To illustrate, when I first came to New York, a Dominican man in a bodega “kindly” offered me $3000 to spend the night with him. Honestly, he was being charming and sweet and he was rather enthusiastic, and I do not think he meant to be disrespectful. He was delighting in what he considered to be my beauty, but there was an ugly truth beneath that laughter.

Cultural competency in this context tells women to set aside their concerns about patriarchy and the oppression of women, and to be more concerned with the oppression of the oppressors of women from other countries. In fact, in Chapter Four, we have an example of such when Corey et al. (2019) present the case of Talib (p. 121). Perhaps this case ought to be considered from the perspective of questioning why any woman ought to be “sensitive” to, or perhaps more specifically, to collude with, patriarchal values. This is the problem we have when we assert that values are entirely subjective, and there are no universal truths. There is one I can think of right now, and that is that women have been subjugated from the beginning of time, and throughout the entire world.

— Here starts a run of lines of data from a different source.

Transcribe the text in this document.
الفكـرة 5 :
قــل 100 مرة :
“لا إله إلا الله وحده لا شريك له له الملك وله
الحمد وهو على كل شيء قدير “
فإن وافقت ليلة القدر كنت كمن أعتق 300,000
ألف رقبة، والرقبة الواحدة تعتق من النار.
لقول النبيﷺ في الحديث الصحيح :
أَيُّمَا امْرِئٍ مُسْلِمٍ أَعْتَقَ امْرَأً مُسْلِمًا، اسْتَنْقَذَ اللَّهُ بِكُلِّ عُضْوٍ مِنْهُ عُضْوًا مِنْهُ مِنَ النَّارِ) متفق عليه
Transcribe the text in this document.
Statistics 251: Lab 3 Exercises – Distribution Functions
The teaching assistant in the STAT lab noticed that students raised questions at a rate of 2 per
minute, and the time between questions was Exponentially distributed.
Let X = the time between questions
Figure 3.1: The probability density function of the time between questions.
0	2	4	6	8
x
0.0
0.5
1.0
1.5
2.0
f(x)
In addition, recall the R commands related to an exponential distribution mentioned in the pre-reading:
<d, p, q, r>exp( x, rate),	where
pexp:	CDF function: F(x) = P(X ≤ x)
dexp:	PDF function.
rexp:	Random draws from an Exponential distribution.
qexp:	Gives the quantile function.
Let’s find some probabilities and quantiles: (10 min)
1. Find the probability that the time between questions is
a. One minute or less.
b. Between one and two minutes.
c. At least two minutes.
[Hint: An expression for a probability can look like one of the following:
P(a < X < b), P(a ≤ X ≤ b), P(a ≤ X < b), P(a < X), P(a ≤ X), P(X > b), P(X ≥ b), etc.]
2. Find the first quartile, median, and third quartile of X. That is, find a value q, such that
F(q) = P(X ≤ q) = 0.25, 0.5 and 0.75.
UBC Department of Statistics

As a Canadian woman, I find that my experience is not seen or heard by Americans. I am lumped into a class of white Americans. Americans simply do not understand that Canada does not have the horrific history of slavery that the United States has, and in fact, people escaped slavery by coming to my country. We are proud of that heritage. My personal life has always been diverse; I don’t need a textbook to tell me to have a diverse life. It has always been the case. My first boyfriend was black, and my best friend was Korean. This is not unusual for Canadians as our country embraces different cultures more than the United States ever has.

And yet, because I am white, I am supposed to feel this apologetic and collective “guilt” that Americans feel about their racism when I was not even born in this country. A small portion of Ms. McIntosh’s “I can” statements of privilege apply to me, the statements that can be universally applied to most white women. But, I have experienced poverty, homelessness, hunger, a broken home, and the loss of my entire extended family at ten years of age, both maternal and paternal members. I have experienced disability and isolation for over ten years of my adult life. For two to three years, I could not walk into the public environments Ms. McIntosh refers to. This was not “privilege” by any meaningful definition of the word.

I do not offer up these facts to elicit sympathy, but simply to illustrate why I find the phrase “white privilege” to be a useless concept, and ultimately, I believe it has been harmful not only to white women (who are now targets in the elevator for different reasons). America appears to have forgotten that half of white American women didn’t vote for a racist president. Perhaps they have forgotten themselves in all the confusion. I have more than once been called to account for my “sisters” who voted for Donald Trump. How is this cultural sensitivity? How is this not lumping me into a category of oppressors, a category I adamantly reject? The half of American women that did not vote for Donald Trump appear to have been forgotten. They have fallen into the same category as the “dumb bitch” the “gentleman” in the elevator is referring to, the dumb bitch he’d like to beat to the ground. This is why claiming a “collective guilt” is dangerous, and is only adding to the current climate that is becoming increasingly violent and threatening to us all.

As social scientists, we have to work much harder than this, and we have to be much more nuanced. It’s a start to try to address these issues, I acknowledge this. But we are doing a very poor job of it, and we’re not changing things for the better for anyone.